The singer, who chatted to Lowe on the Apple radio station Beats 1, discussed the scrutiny that she has faced since first coming into the public light in her teens. This includes a fixation on her dating life, rather than her music and talent, thanks to society’s “internalised misogyny”.
Swift also commented on how watching other female artists being treated similarly by the media puts her “in a sad place”.
She continued: “I think now, thank God we’ve had MeToo movements and moments where we’re looking at ourselves as a society and we’re looking at internalised misogyny.
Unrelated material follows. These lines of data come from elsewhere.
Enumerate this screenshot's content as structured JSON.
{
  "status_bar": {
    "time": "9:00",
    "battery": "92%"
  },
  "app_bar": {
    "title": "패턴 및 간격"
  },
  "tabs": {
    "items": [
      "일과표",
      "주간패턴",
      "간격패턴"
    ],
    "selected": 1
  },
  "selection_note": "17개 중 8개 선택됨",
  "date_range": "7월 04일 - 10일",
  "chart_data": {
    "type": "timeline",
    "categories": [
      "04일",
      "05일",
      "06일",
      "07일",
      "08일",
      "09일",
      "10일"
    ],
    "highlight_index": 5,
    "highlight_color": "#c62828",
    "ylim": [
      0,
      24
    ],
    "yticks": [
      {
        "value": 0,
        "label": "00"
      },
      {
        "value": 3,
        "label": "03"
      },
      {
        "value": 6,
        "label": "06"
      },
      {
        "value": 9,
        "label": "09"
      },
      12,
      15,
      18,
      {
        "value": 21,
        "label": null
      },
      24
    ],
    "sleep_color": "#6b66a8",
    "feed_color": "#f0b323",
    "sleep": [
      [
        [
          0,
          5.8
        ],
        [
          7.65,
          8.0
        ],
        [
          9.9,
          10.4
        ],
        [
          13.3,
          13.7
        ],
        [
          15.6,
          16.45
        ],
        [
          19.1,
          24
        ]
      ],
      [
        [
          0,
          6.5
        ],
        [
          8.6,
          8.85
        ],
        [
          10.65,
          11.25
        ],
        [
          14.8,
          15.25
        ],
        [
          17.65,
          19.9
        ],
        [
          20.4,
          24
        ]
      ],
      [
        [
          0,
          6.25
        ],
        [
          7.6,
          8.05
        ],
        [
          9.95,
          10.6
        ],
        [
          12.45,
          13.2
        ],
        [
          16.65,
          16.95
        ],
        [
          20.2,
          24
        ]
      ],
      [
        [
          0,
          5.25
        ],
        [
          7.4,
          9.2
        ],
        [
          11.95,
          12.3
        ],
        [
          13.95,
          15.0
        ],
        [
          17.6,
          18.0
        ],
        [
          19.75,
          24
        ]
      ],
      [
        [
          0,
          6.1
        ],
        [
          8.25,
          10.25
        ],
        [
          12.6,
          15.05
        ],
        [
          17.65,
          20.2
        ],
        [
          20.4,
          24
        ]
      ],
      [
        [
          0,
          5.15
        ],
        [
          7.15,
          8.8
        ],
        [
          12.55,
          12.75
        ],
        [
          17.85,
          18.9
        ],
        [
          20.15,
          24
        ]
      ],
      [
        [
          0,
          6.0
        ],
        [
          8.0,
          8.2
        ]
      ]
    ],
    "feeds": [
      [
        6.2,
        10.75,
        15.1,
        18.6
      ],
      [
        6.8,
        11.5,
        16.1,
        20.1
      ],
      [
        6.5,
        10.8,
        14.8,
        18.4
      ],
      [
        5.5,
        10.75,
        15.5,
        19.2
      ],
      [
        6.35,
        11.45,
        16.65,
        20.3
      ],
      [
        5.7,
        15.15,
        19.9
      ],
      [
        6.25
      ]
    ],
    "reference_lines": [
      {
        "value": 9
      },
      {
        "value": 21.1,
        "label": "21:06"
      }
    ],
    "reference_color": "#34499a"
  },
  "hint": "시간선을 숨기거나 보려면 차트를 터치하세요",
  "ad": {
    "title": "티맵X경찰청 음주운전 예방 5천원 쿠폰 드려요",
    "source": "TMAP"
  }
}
We’re looking at the way we treat critiquing women’s bodies.”
Swift then showed her support for Jamil, who continues to campaign for body neutrality with her I Weigh campaign after launching it in 2018.
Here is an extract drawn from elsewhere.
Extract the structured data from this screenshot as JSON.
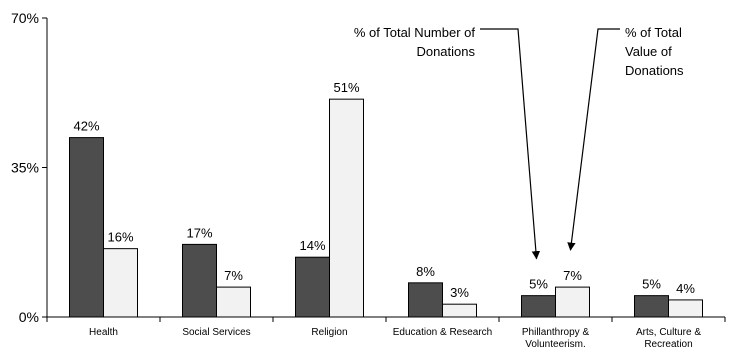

“We have amazing women out there like Jameela Jamil saying, ‘I’m not trying to spread body positivity. I’m trying to spread body neutrality where I can sit here and not think about what my body is looking like’,” she said. “We have made incredible progress. We’ve made incredible strides.”
Jamil has now responded to Swift’s comments in an Instagram post.
“It’s nice to know my words reach even the most scrutinised and harassed people, and help in any way. I can’t imagine being under her microscope since I was 12. Body Liberation is all I can advocate for.
“I want to be free of my body. Body Positivity is something those who are societally and even medically discriminated against for the size, and it’s an incredibly important movement that moves alongside the much needed Fat acceptance movement. Some really good influencers in that space are @yrfatfriend and @simonemariposa and @tessholliday
“But if you, like me, have a history of ED and Body Dysmorphia then @i_weigh is for you. We move away from the external body and straight to the mind and heart.”
She added: “Sometimes loving something you have hated for so long is too much work. And it’s OK if it’s too intimidating a challenge straight away. Love is a big emotion to access in the face of so much external programming of hatred. So neutrality and ignoring it, and avoiding full length mirrors, and getting on with my day and trying to utilize the minutes I used to spend thinking about food and calories, and cellulite, is how I skate around that to preserve my mental health.
“Some of you have heard me say this before, but some of you are new and may find this helpful. I would love to hear your thoughts below. X.”
It sounds like this is a movement that the pair are going to keep championing.